August 6, 2013
If you’re in the tax bracket and if you want to reduce the tax liability, then you can consider House Rent Allowance (HRA) provided by your employer as part of your salary. Income tax is calculated on the total income and there are items which are excluded, one of them is House Rent Allowance (HRA). Under Section 10 (13A) of the Income Tax Act says that HRA shall not be included in the total income of any person in the previous year for which the Income Tax is calculated.
In order to claim the HRA,
- You should live in a rented accommodation and should pay the rent.
- The accommodation should not be owned by you.
- You should not pay rent to the accommodation that is owned by your spouse, but you can pay rent that is owned by your parents.
- You should have the proof of the rent paid, i.e.
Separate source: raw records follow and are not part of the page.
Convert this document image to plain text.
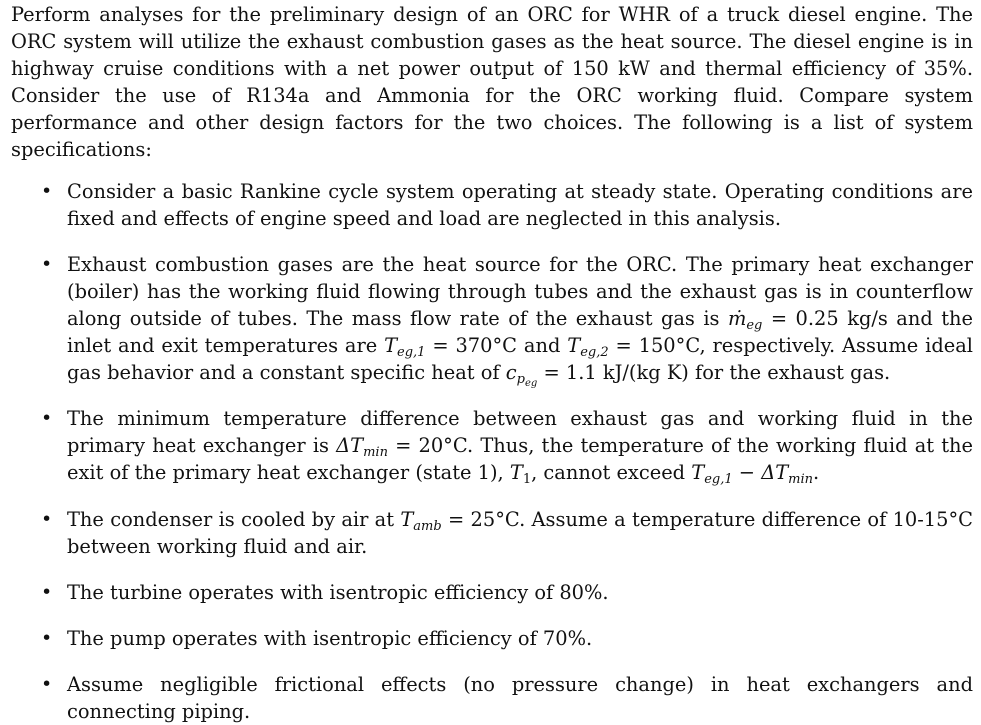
Perform analyses for the preliminary design of an ORC for WHR of a truck diesel engine. The ORC system will utilize the exhaust combustion gases as the heat source. The diesel engine is in highway cruise conditions with a net power output of 150 kW and thermal efficiency of 35%. Consider the use of R134a and Ammonia for the ORC working fluid. Compare system performance and other design factors for the two choices. The following is a list of system specifications:

• Consider a basic Rankine cycle system operating at steady state. Operating conditions are fixed and effects of engine speed and load are neglected in this analysis.
• Exhaust combustion gases are the heat source for the ORC. The primary heat exchanger (boiler) has the working fluid flowing through tubes and the exhaust gas is in counterflow along outside of tubes. The mass flow rate of the exhaust gas is ṁ$_{eg}$ = 0.25 kg/s and the inlet and exit temperatures are $T_{eg,1} = 370^\circ C$ and $T_{eg,2} = 150^\circ C$, respectively. Assume ideal gas behavior and a constant specific heat of $c_{p_{eg}} = 1.1$ kJ/(kg K) for the exhaust gas.
• The minimum temperature difference between exhaust gas and working fluid in the primary heat exchanger is $\Delta T_{min} = 20^\circ C$. Thus, the temperature of the working fluid at the exit of the primary heat exchanger (state 1), $T_1$, cannot exceed $T_{eg,1} - \Delta T_{min}$.
• The condenser is cooled by air at $T_{amb} = 25^\circ C$. Assume a temperature difference of 10-15°C between working fluid and air.
• The turbine operates with isentropic efficiency of 80%.
• The pump operates with isentropic efficiency of 70%.
• Assume negligible frictional effects (no pressure change) in heat exchangers and connecting piping.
Rent Receipt.
- The amount of HRA should be shown in your salary certificate.
Calculation of HRA
The least of the following is exempted from Salary:
- Actual HRA received from the employer
- Rent paid in excess of 10% of Salary
- 40% of Salary (50% for Metro Cities)
- Salary means Basic pay, Dearness Allowance and if provided, Commission of fixed percentage of turnover.
Actual HRA received is Rs.8000/- p.m (Rs.96000/- per annum)
Salary Rs.20000/- p.m (Rs.240000/- per annum)
Actual Rent paid Rs.7000/- p.m (Rs.84000/- per annum)
The least of the following is exempted from Salary from the above example:
- Actual HRA received = Rs.96000/-
- Rent paid in excess of 10% of Salary = Rs.60000/- (Rs.84000 – (10% of Rs.240000))
- 40% of Salary = Rs.96000/- (40% of Rs.240000)
- So, Rs.60000/- is exempted as it is the least amount of the above.